Just consider a few examples of what is projected: a reduction of 659,476 people being tested for HIV; a reduction of 48,845 women being screened for cancer; a reduction of 211,958 children being vaccinated; a reduction of 112,190 women having access to domestic violence shelters. Or how about reductions of over three and a half billion dollars in health-related research that would likely save thousands, maybe millions, of lives in the future? (Source: Coalition for Health Funding, “The Impact of Sequestration.”)
That’s at the national level—although there are equally severe consequences of the sequester for the health of children and adults across the globe.

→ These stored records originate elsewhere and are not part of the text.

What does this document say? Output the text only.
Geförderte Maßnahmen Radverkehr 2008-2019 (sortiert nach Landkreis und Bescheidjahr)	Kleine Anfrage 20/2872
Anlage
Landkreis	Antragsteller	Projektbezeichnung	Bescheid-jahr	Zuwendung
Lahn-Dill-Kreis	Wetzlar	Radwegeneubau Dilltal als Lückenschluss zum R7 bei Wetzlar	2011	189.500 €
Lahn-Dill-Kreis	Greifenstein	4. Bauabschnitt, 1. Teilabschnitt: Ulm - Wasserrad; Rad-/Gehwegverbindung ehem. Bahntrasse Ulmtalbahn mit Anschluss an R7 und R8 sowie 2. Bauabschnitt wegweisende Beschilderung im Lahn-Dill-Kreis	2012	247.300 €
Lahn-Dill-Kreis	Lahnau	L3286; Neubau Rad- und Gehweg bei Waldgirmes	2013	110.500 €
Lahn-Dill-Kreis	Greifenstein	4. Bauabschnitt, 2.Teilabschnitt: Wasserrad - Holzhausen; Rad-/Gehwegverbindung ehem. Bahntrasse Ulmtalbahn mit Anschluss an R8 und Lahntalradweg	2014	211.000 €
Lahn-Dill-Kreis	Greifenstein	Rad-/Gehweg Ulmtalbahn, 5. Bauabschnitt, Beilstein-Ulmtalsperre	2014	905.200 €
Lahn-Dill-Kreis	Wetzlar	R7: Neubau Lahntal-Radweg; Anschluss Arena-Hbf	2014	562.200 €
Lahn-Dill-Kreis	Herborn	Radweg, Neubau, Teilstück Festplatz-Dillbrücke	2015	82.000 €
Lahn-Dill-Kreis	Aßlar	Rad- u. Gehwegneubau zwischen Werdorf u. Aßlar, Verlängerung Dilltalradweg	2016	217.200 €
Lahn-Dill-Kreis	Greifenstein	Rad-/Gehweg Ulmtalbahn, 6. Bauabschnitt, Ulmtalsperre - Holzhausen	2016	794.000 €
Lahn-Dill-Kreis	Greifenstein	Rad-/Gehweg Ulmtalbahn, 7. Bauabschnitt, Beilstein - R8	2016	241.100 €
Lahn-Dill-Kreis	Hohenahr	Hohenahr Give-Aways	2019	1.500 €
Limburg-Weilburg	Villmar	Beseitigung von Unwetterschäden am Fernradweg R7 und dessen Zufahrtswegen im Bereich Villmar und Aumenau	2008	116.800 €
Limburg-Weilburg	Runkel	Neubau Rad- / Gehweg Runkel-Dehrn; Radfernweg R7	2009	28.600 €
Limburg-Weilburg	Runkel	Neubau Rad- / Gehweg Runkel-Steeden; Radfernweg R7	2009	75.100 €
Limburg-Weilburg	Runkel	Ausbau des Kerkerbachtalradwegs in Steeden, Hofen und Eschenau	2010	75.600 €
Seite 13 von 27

But the attack on health and life is taking place at the state level too: fourteen governors have indicated that they will reject the federal funds available through the expanded Medicaid program explicitly designed to increase health care coverage for the poor.
If those fourteen governors stick to their vow to forego these funds, it would cost their states something in the range of eight billion dollars in new revenue and it would cost them an additional billion dollars that will have to be paid to hospitals for providing mandated care to the uninsured poor.
The cost, however, in diminished health and lost lives in those fourteen states is a whole other matter.
Nobel prize economist and New York Times columnist Paul Krugman summarizes a recent study by the RAND Corporation this way:
“…Medicaid rejectionism will deny health coverage to roughly 3.6 million Americans, with essentially all of the victims living near or below the poverty line. And since past experience shows that Medicaid expansion is associated with significant declines in mortality, this would mean a lot of avoidable deaths: about 19,000 a year, the study estimated.” (NYTimes, 6/7/13. The RAND Corporation report is published in the June 2013 edition of Health Affairs, vol. 32, no.6, pp. 1030 – 1036.)
If the Gospel of Luke is to be believed, those fourteen states and the country-as-a-whole will need a number of appearances by Jesus very soon.
The story in Luke reports that just as Jesus, his disciples, and a large crowd of followers were entering a town called Nain (a village near Nazareth in Galilee), they came across a burial procession.
The deceased was the only son of a poor widow.
The death of the only son, we need to understand, meant that the widow would now be even more destitute, economically for sure, and probably socially as well.
The text tells us that Jesus had compassion on the weeping widow, that he touched the bier and made the pallbearers come to a stop, and that he then addressed the dead son, telling him to rise.
The dead man did as he was told: he sat up and began to speak.
Jesus, Luke reports, “gave the son back to his mother.”
But that’s not all. That is, the consequence of the resurrection of the only son and the restoration of the widow to financial and social viability caused the whole crowd, first, to be seized by fear, and then to a recognition that not only had “a great prophet” arisen among them but also that “God had looked favorably on God’s people.”
Will a great prophet again arise among us as the thousands of caskets of the dead are carried to graveyards?
Will the reversal of a death sentence to poor daughters and sons, to poor widow and widowers, to poor children and adults in this country and across the world make people realize that God looks favorably upon God’s people?
It may not require a reappearance of the great prophet to cause the dead to rise and the grieving parents to be restored to life and hope if something else were to occur.
What might need to occur is for the contemporary followers of that prophet to rise up and deny the dealers of illness, and injury, and death their cruel and deliberate actions against the poor and vulnerable.
That action by the current disciples of the prophet on behalf of the ill, the injured, the dying might even cause a recurrence of people entertaining the thought that “God has looked favorably on God’s people.”